According to the guidance offered by PDE, schools in both the yellow and green phases can begin making plans. Currently Lycoming County is in the green phase, but that could change, so districts have to prepare for both scenarios, Bowers said.

Plans could include face-to-face instruction, a blend of online and face-to-face or all online instruction, depending on what phase the county is in when fall arrives.

Bowers said that once the data from the community is compiled, then the administration will sit down with the team and the school board to see how they can go about attaining goals established by the CDC. The health and safety plan for the district will then be developed.

“We need to make a plan for what we can do to keep our staff and our students safe,” Bowers said, adding that the plan should be completed by the July 21 school board meeting.

She wanted to stress that even though there are difficulties, a plan will be made.

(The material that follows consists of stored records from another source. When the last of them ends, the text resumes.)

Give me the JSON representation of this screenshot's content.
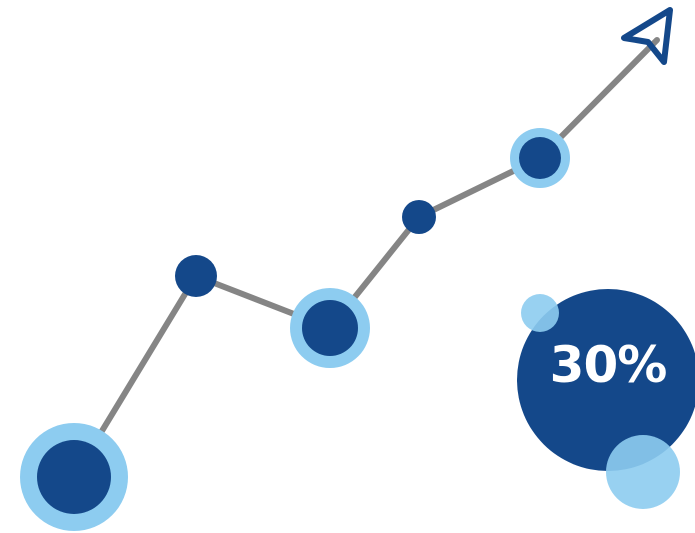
{
  "badge": {
    "value_label": "30%"
  },
  "colors": {
    "dark_blue": "#14488A",
    "light_blue": "#8DCCF0",
    "line_gray": "#858585",
    "background": "#FFFFFF"
  },
  "icons": {
    "arrow": "navigation-arrow-icon"
  }
}
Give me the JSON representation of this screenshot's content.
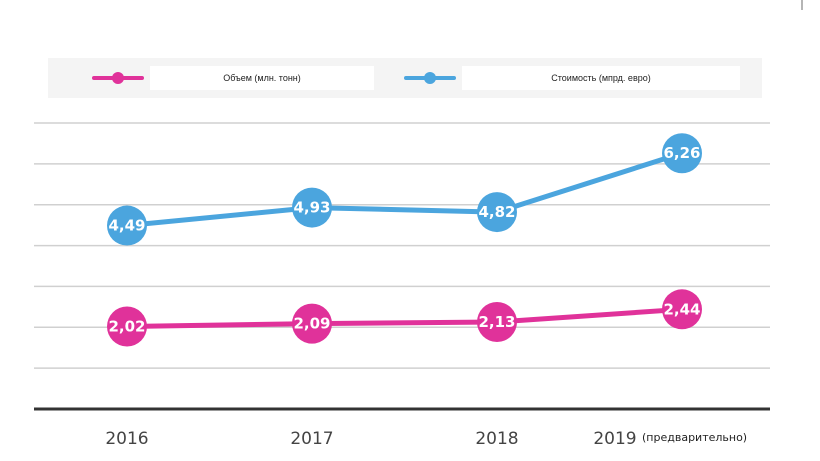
{
  "chart_data": {
    "type": "line",
    "categories": [
      "2016",
      "2017",
      "2018",
      "2019"
    ],
    "category_note": "(предварительно)",
    "series": [
      {
        "name": "Объем (млн. тонн)",
        "values": [
          2.02,
          2.09,
          2.13,
          2.44
        ],
        "labels": [
          "2,02",
          "2,09",
          "2,13",
          "2,44"
        ],
        "color": "#e0329a"
      },
      {
        "name": "Стоимость (мпрд. евро)",
        "values": [
          4.49,
          4.93,
          4.82,
          6.26
        ],
        "labels": [
          "4,49",
          "4,93",
          "4,82",
          "6,26"
        ],
        "color": "#4ba5de"
      }
    ],
    "ylim": [
      0,
      7
    ],
    "grid": true,
    "legend_position": "top"
  }
}
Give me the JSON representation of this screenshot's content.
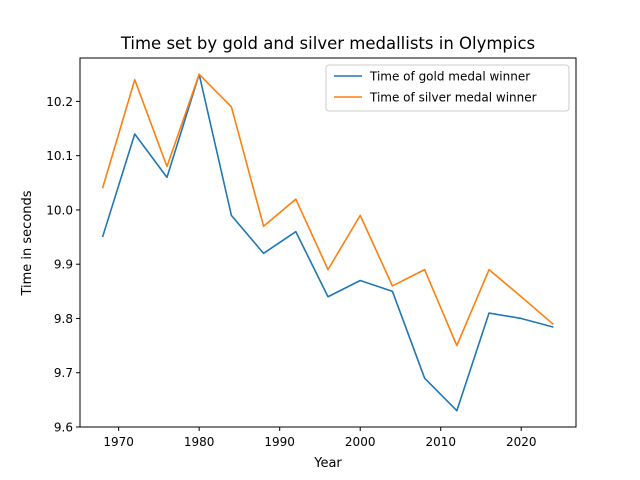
{
  "chart_data": {
    "type": "line",
    "title": "Time set by gold and silver medallists in Olympics",
    "xlabel": "Year",
    "ylabel": "Time in seconds",
    "xlim": [
      1965.2,
      2026.8
    ],
    "ylim": [
      9.6,
      10.28
    ],
    "xticks": [
      1970,
      1980,
      1990,
      2000,
      2010,
      2020
    ],
    "xtick_labels": [
      "1970",
      "1980",
      "1990",
      "2000",
      "2010",
      "2020"
    ],
    "yticks": [
      9.6,
      9.7,
      9.8,
      9.9,
      10.0,
      10.1,
      10.2
    ],
    "ytick_labels": [
      "9.6",
      "9.7",
      "9.8",
      "9.9",
      "10.0",
      "10.1",
      "10.2"
    ],
    "grid": false,
    "legend_position": "top-right",
    "x": [
      1968,
      1972,
      1976,
      1980,
      1984,
      1988,
      1992,
      1996,
      2000,
      2004,
      2008,
      2012,
      2016,
      2020,
      2024
    ],
    "series": [
      {
        "name": "Time of gold medal winner",
        "color": "#1f77b4",
        "values": [
          9.95,
          10.14,
          10.06,
          10.25,
          9.99,
          9.92,
          9.96,
          9.84,
          9.87,
          9.85,
          9.69,
          9.63,
          9.81,
          9.8,
          9.784
        ]
      },
      {
        "name": "Time of silver medal winner",
        "color": "#ff7f0e",
        "values": [
          10.04,
          10.24,
          10.08,
          10.25,
          10.19,
          9.97,
          10.02,
          9.89,
          9.99,
          9.86,
          9.89,
          9.75,
          9.89,
          9.84,
          9.789
        ]
      }
    ]
  }
}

“I don’t want to create fear in the community, because no matter what, we will be successful at what we do. It’s just how we’re going to make the plan,” she said.

Other districts contacted revealed a similar path for creating a health and safety plan as well as a similarity in the difficulties likely to be encountered in complying with the recommendations of the CDC and the state’s department.

With many of the local districts serving rural populations where students are bussed to school, the transporting guidelines create a difficulty both in execution and in cost.

“Some of the guidelines include transportation of studentsone student to a seat, skipping every other seat,” Bowers said. “To transport all students to and from school in that manner would be very difficult.”

Class size can be another problem that can be difficult for schools to solve before reopening.

“Having class sizes that would allow for student to sit in a classroom six feet apart would be very difficult to attain,” she added.

East Lycoming’s superintendent Michael Pawlik said that he is hoping that PDE will be providing more information to districts to help clarify what needs to be done to reopen in the fall.

“At this point we’re just waiting for some additional information to provide just a little bit more clarity,” Pawlik said. “There are so many situations that we face in a school during a day that fall under so many different categories. It’s going to be challenge for us to work through every possible scenario to create guidelines for us to follow.”

He noted that PDE’s next phase includes providing districts with a template to be used to create the plan which will then be passed by the school boards. Pawlik said that he hopes the template will also give some clarity to the process.

“When you’re talking about, depending on the phases, keeping kids separated in the halls and not using large group instruction rooms or areas like cafeterias. That becomes a challenge for school districts with 750 children in a building the cafeteria is someplace they’re all going to end up en masses at some point in time. So how do you work around those challenges,” Pawlik said.

Pawlik, too, is concerned about transporting students. East Lycoming is a large district geographically, so much of the student population is transported by school bus.

“Just for efficiency purposes, we’ve always worked from the standpoint of maximizing the seats available on the bus so we can keep the cost containment. So, it will be a challenge to see what the final guidelines are going to be for transportation,” he said.